The Schrodinger equation: $$-\frac{\hbar^2}{2m}\nabla^2\Psi(r)+V(r)\Psi(r)=E\Psi(r)$$ $$\textit{kinetic energy} + \textit{potential energy}=\textit{total energy}$$ Is one of my favourite equations, but there's one term I don't understand: the $V(r)$ term which is supposed to mean potential energy... but what type of potential energy? In the classic 0 potential well example they say that the potential out side the well is infinite but what type of potential energy are they talking about? I googled it and its also called Bohm quantum potential but I really don't get what it means. Anything would be a great help.

Answer 1

It's just a normal potential energy function. It could be gravitational potential energy, electric potential energy, or any other kind of potential energy from classical mechanics. The way that the particle reacts to the potential energy will be different, but the form of $V(x)$ is exactly the same.
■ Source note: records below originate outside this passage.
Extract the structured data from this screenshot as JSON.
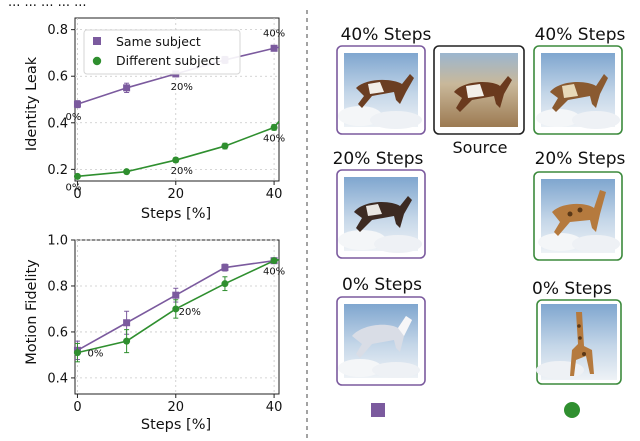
{
  "header_text": "...  ...  ...  ...  ...",
  "chart_data": [
    {
      "type": "line",
      "x": [
        0,
        10,
        20,
        30,
        40
      ],
      "xlabel": "Steps [%]",
      "ylabel": "Identity Leak",
      "xlim": [
        -0.5,
        41
      ],
      "ylim": [
        0.15,
        0.85
      ],
      "xticks": [
        "0",
        "20",
        "40"
      ],
      "yticks": [
        "0.2",
        "0.4",
        "0.6",
        "0.8"
      ],
      "grid": true,
      "legend_position": "upper-left",
      "series": [
        {
          "name": "Same subject",
          "color": "#7b5a9e",
          "marker": "square",
          "values": [
            0.48,
            0.55,
            0.61,
            0.67,
            0.72
          ],
          "errors": [
            0.015,
            0.02,
            0.012,
            0.015,
            0.012
          ]
        },
        {
          "name": "Different subject",
          "color": "#2f8f2f",
          "marker": "circle",
          "values": [
            0.17,
            0.19,
            0.24,
            0.3,
            0.38
          ],
          "errors": [
            0.008,
            0.008,
            0.01,
            0.012,
            0.012
          ]
        }
      ],
      "annotations": [
        {
          "text": "0%",
          "x": 0,
          "y": 0.48,
          "series": 0
        },
        {
          "text": "20%",
          "x": 20,
          "y": 0.61,
          "series": 0
        },
        {
          "text": "40%",
          "x": 40,
          "y": 0.72,
          "series": 0
        },
        {
          "text": "0%",
          "x": 0,
          "y": 0.17,
          "series": 1
        },
        {
          "text": "20%",
          "x": 20,
          "y": 0.24,
          "series": 1
        },
        {
          "text": "40%",
          "x": 40,
          "y": 0.38,
          "series": 1
        }
      ]
    },
    {
      "type": "line",
      "x": [
        0,
        10,
        20,
        30,
        40
      ],
      "xlabel": "Steps [%]",
      "ylabel": "Motion Fidelity",
      "xlim": [
        -0.5,
        41
      ],
      "ylim": [
        0.33,
        1.0
      ],
      "xticks": [
        "0",
        "20",
        "40"
      ],
      "yticks": [
        "0.4",
        "0.6",
        "0.8",
        "1.0"
      ],
      "grid": true,
      "series": [
        {
          "name": "Same subject",
          "color": "#7b5a9e",
          "marker": "square",
          "values": [
            0.52,
            0.64,
            0.76,
            0.88,
            0.91
          ],
          "errors": [
            0.04,
            0.05,
            0.03,
            0.015,
            0.01
          ]
        },
        {
          "name": "Different subject",
          "color": "#2f8f2f",
          "marker": "circle",
          "values": [
            0.51,
            0.56,
            0.7,
            0.81,
            0.91
          ],
          "errors": [
            0.04,
            0.05,
            0.04,
            0.03,
            0.01
          ]
        }
      ],
      "annotations": [
        {
          "text": "0%",
          "x": 0,
          "y": 0.52,
          "series": 1
        },
        {
          "text": "20%",
          "x": 20,
          "y": 0.76,
          "series": 1
        },
        {
          "text": "40%",
          "x": 40,
          "y": 0.91,
          "series": 1
        }
      ]
    }
  ],
  "panel": {
    "left_col": [
      "40% Steps",
      "20% Steps",
      "0% Steps"
    ],
    "right_col": [
      "40% Steps",
      "20% Steps",
      "0% Steps"
    ],
    "source_label": "Source",
    "colors": {
      "same": "#7b5a9e",
      "different": "#2f8f2f",
      "source": "#222222"
    }
  }
}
For the infinite square well, we are not really concerned about what is causing the potential. It's mostly used as a teaching example, but it could provide a simplistic model for a particle strongly confined to a region by any type of potential energy.

Answer 2

There is not one single special potential function, rather the opposite. The potential function is a placeholder that takes a different functional form depending on what kind of physical situation you want to model. The physics and the system that we want to describe goes into the Schrödinger equation via this potential function.

The only information that the equation gives you written in this way is the fact that it has to be a function depending only on the position variable. The function $V(x)$ may not depend on derivatives of $x$ for example.
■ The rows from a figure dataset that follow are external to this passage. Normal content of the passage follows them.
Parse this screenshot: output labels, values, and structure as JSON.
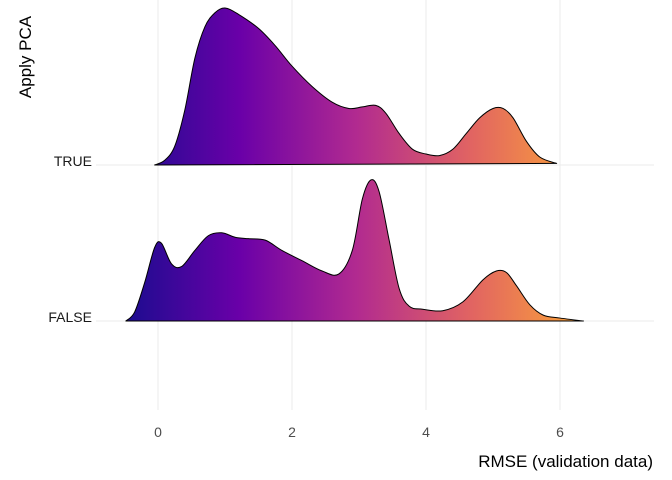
{
  "chart_data": {
    "type": "ridgeline",
    "xlabel": "RMSE (validation data)",
    "ylabel": "Apply PCA",
    "xlim": [
      -0.7,
      7.3
    ],
    "x_ticks": [
      0,
      2,
      4,
      6
    ],
    "x_tick_labels": [
      "0",
      "2",
      "4",
      "6"
    ],
    "grid": true,
    "fill": {
      "type": "horizontal-gradient",
      "palette": "plasma",
      "colors": [
        "#1b0c8f",
        "#6a00a8",
        "#b12a90",
        "#e16462",
        "#fca636"
      ],
      "domain": [
        -0.5,
        6.4
      ]
    },
    "series": [
      {
        "name": "TRUE",
        "x": [
          -0.05,
          0.1,
          0.25,
          0.4,
          0.55,
          0.7,
          0.85,
          1.0,
          1.2,
          1.5,
          1.75,
          2.0,
          2.3,
          2.6,
          2.85,
          3.05,
          3.25,
          3.4,
          3.6,
          3.8,
          4.0,
          4.2,
          4.4,
          4.6,
          4.8,
          5.0,
          5.15,
          5.3,
          5.5,
          5.7,
          5.95
        ],
        "density": [
          0.0,
          0.03,
          0.12,
          0.35,
          0.68,
          0.88,
          0.97,
          1.0,
          0.96,
          0.87,
          0.76,
          0.63,
          0.5,
          0.4,
          0.36,
          0.37,
          0.38,
          0.33,
          0.2,
          0.1,
          0.07,
          0.06,
          0.1,
          0.2,
          0.3,
          0.36,
          0.36,
          0.3,
          0.15,
          0.05,
          0.01
        ]
      },
      {
        "name": "FALSE",
        "x": [
          -0.48,
          -0.35,
          -0.2,
          -0.05,
          0.05,
          0.2,
          0.35,
          0.55,
          0.75,
          0.95,
          1.15,
          1.35,
          1.6,
          1.85,
          2.15,
          2.45,
          2.7,
          2.9,
          3.05,
          3.18,
          3.3,
          3.45,
          3.6,
          3.75,
          3.95,
          4.25,
          4.55,
          4.85,
          5.05,
          5.2,
          5.35,
          5.55,
          5.75,
          6.0,
          6.35
        ],
        "density": [
          0.0,
          0.06,
          0.26,
          0.5,
          0.53,
          0.39,
          0.37,
          0.48,
          0.58,
          0.6,
          0.57,
          0.56,
          0.55,
          0.48,
          0.41,
          0.34,
          0.32,
          0.48,
          0.83,
          0.96,
          0.88,
          0.55,
          0.22,
          0.1,
          0.08,
          0.07,
          0.13,
          0.28,
          0.34,
          0.33,
          0.24,
          0.11,
          0.04,
          0.02,
          0.0
        ]
      }
    ]
  }
}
Some basic examples for potentials are the particle in a box potential, $$ V(x) = \cases{ 0, \ -L/2 < x < L/2 \\\infty, \ \textrm {otherwise} } $$ With this we can model situations where a particle can move freely in a certain area, but unable to escape.
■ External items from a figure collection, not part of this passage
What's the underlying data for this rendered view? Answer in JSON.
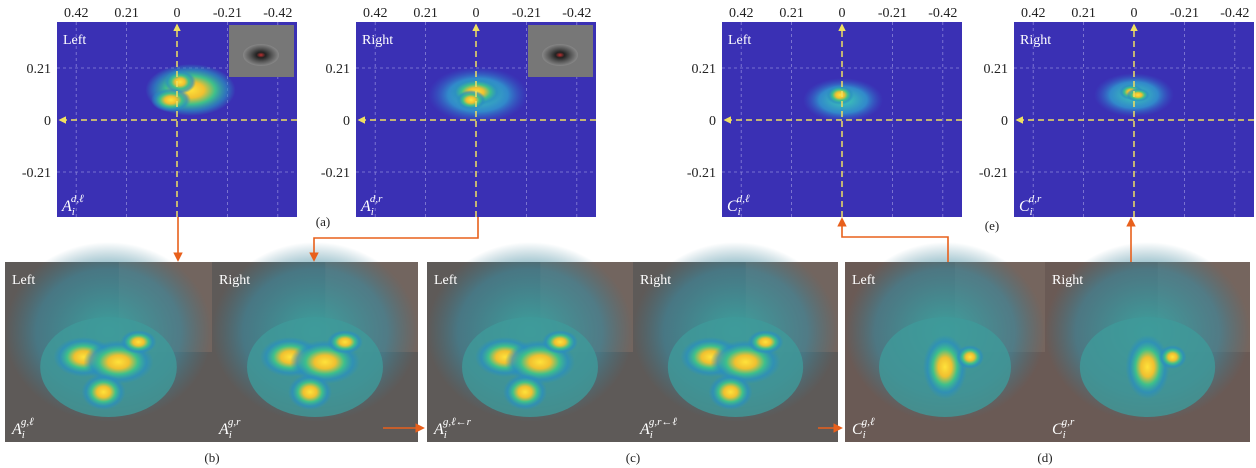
{
  "figure": {
    "x_ticks": [
      "0.42",
      "0.21",
      "0",
      "-0.21",
      "-0.42"
    ],
    "y_ticks": [
      "0.21",
      "0",
      "-0.21"
    ],
    "top_panels": [
      {
        "corner": "Left",
        "label": {
          "base": "A",
          "sub": "i",
          "sup": "d,ℓ"
        }
      },
      {
        "corner": "Right",
        "label": {
          "base": "A",
          "sub": "i",
          "sup": "d,r"
        }
      },
      {
        "corner": "Left",
        "label": {
          "base": "C",
          "sub": "i",
          "sup": "d,ℓ"
        }
      },
      {
        "corner": "Right",
        "label": {
          "base": "C",
          "sub": "i",
          "sup": "d,r"
        }
      }
    ],
    "images": [
      {
        "corner": "Left",
        "label": {
          "base": "A",
          "sub": "i",
          "sup": "g,ℓ"
        }
      },
      {
        "corner": "Right",
        "label": {
          "base": "A",
          "sub": "i",
          "sup": "g,r"
        }
      },
      {
        "corner": "Left",
        "label": {
          "base": "A",
          "sub": "i",
          "sup": "g,ℓ←r"
        }
      },
      {
        "corner": "Right",
        "label": {
          "base": "A",
          "sub": "i",
          "sup": "g,r←ℓ"
        }
      },
      {
        "corner": "Left",
        "label": {
          "base": "C",
          "sub": "i",
          "sup": "g,ℓ"
        }
      },
      {
        "corner": "Right",
        "label": {
          "base": "C",
          "sub": "i",
          "sup": "g,r"
        }
      }
    ],
    "captions": [
      "(a)",
      "(b)",
      "(c)",
      "(d)",
      "(e)"
    ]
  }
}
Another potential would be a harmonic potential, $$ V(x) = \frac{1}{2}m\omega^2x^2 $$

With this we can model situations where a particle is for example resting in a local minimum that looks like a parabola. This can describe for example molecules in their stable groundstate geometry. Another example that is described by a harmonic potential would be the time dependent amplitudes of the electromagnetic vector potential.

Potential functions are also often so complicated that we are only able to obtain approximate solutions.

Answer 3

The potential energy in Schrödinger equation is the electrostatic one. Here are a few points to note:

• Since the Schrödinger equation is used on a microscale, we exclude the "microscopic" kinds of potential energy familiar from Newtonian mechanics, such as, e.g., the "elastic potential energy", which are really result of the electrostatic interaction between many particles.
• This leaves us with four fundamental interactions acting on the particle level: electromagnetic, strong, weak and gravitational.
• I am not sure whether there is a generally accepted theory of gravity on quantum level, so I would say that gravitational forces never appear in the Schrödinger equation.
• Weak and strong interactions, in principle, could appear in the Schrödinger equation, but a) they are rarely reducible to a purely potential interaction, b) they are usually treated using more sophisticated mathematical techniques, and c) they are often treated in relativistic limit, wwhere the Schrödinger equattion does not apply.
• This leaves us with electromagnetic interactions, i.e., the scalar and the vector potentials. Thus, the potential energy in question is $$ V(\mathbf{r}) = -e\varphi(\mathbf{r}), $$ since the particle in question is usually an electron. This is sufficient for describing the physics of atoms and condensed matter in non-relativistic limit, and taking properly into account the exchange interaction.